Fluff est un mot qui bouge bien dans la bouche, presque onomatopée. On comprend tout de suite qu’il y a beaucoup d’air et peu de concret. C’est un terme que, personnellement, j’utilise souvent dans mes discours pour désigner toutes ces situations de colportage, celles qui, même de loin, sentent l’arnaque. Comme quand je lis le mot « vert » ou le mot « bio » galvaudé. J’ai également ressenti cette sensation ces derniers jours, lorsque j’ai reçu une proposition d’une institution bancaire bien connue : on m’a demandé de présenter une réunion où, depuis la sortie d’un livre qui parle de femmes et d’argent, en présence de l’auteur et le président de la même banque, entre autres, il faudrait alors aborder l’épineuse question de l’indépendance économique des femmes. Cool! Je pensais. Une semaine pour lire le livre et se préparer, ce n’est pas grand-chose, mais c’est mon métier et c’est un sujet qui m’intéresse. J’accepte et indique ma rémunération. La réponse est la définition parfaite du duvet. « Le budget disponible ne nous permet pas de mener à bien la demande formulée ».
Vous penserez à une demande financière exorbitante, mais nous sommes sur le point d’avoir un bon dîner pour deux dans un restaurant. Le circuit court servi : banque, argent, femmes, indépendance économique, pas de budget. Je me permets d’écrire à l’auteur du livre, une journaliste que je suis, pour lui faire part de l’histoire, imaginant qu’elle l’ignore. C’est effectivement le cas, mais le fait de l’avoir contactée provoque une panique au sommet de l’institution bancaire qui gêne même le responsable du bureau de communication institutionnelle pour réparer quelque chose de pire que le trou. «Bonjour Anna», suivi d’une présentation avec nom, prénom et fonction. Je reste un nom propre, de l’autre côté il y a une figure institutionnelle. On commence mal.
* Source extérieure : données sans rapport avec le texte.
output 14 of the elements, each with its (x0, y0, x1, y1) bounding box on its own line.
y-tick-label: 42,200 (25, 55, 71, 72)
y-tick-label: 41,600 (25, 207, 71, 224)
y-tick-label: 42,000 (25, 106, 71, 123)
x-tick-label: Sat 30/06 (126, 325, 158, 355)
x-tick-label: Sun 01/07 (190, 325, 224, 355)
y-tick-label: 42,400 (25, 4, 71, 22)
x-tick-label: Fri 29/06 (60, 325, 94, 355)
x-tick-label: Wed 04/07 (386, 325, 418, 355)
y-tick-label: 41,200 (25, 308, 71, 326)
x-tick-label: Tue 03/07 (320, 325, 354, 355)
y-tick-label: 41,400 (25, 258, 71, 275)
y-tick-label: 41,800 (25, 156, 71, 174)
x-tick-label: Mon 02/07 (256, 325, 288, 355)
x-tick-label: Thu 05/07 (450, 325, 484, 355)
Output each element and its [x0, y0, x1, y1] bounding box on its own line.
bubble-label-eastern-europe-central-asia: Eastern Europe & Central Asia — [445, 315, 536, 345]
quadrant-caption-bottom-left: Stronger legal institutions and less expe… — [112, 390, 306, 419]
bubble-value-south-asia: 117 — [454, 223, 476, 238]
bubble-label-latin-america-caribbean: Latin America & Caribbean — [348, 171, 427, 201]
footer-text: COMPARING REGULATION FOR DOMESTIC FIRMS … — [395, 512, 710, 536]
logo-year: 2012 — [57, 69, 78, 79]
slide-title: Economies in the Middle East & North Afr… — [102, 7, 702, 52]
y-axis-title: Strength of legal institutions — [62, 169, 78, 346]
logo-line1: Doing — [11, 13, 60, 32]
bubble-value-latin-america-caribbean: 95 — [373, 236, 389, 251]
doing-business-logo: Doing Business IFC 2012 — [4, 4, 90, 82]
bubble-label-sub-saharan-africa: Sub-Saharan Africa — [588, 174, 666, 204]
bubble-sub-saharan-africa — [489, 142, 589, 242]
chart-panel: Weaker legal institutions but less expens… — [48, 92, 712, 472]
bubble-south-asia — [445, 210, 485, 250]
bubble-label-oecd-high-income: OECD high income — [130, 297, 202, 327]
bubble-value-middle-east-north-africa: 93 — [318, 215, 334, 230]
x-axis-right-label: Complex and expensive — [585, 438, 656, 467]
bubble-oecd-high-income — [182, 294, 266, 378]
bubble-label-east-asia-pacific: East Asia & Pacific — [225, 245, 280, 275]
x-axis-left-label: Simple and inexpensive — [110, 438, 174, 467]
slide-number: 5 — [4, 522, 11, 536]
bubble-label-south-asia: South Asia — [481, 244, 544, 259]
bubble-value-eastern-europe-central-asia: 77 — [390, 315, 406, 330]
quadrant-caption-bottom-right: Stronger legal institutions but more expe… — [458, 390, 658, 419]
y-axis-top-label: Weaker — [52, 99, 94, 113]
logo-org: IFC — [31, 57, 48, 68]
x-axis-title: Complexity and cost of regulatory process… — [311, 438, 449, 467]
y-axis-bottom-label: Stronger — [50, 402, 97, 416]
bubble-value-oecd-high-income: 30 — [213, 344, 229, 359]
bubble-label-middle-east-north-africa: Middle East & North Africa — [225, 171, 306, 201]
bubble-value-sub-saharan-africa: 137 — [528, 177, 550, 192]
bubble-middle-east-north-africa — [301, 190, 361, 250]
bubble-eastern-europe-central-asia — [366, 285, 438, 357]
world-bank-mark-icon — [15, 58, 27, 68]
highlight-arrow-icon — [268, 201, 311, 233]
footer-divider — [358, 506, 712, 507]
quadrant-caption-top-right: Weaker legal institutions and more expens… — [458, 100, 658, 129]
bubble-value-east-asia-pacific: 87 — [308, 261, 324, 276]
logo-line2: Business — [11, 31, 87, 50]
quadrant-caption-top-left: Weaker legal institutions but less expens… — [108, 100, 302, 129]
Suivi par le bruit des clous sur le miroir. « Nous le faisons habituellement », « nous sommes caractérisés par la sobriété », « a-t-elle été contactée par les adhérents bénévoles ».
Hormis le fait que la demande émane directement du président, qui a engagé un associé pour faire le sale boulot, le reste n’est que de la poudre aux yeux, avec une pincée de renvoi qui rend le tout encore plus embarrassant. On peut aussi laisser de côté l’aspect féministe de la question (la réunion est inscrite au calendrier de la commune où j’habite, c’est-à-dire Udine, à l’occasion de la journée internationale contre la violence à l’égard des femmes) : ne serait-ce que se concentrer sur l’aspect éthique de la reconnaître le travail des autres, mis à part le genre, toute l’histoire est fausse. La présomption selon laquelle les professionnels devraient abandonner leur travail gratuitement représente le fondement pourri sur lequel repose notre société. La présomption selon laquelle puisque nous sommes toutes des femmes, nous devons nous entraider représente cependant les fondements pourris d’un féminisme de façade qui n’est qu’un pinkwashing très nocif. « Il y a encore un long chemin à parcourir » est une phrase que, dans cette histoire, moi seul peux prononcer.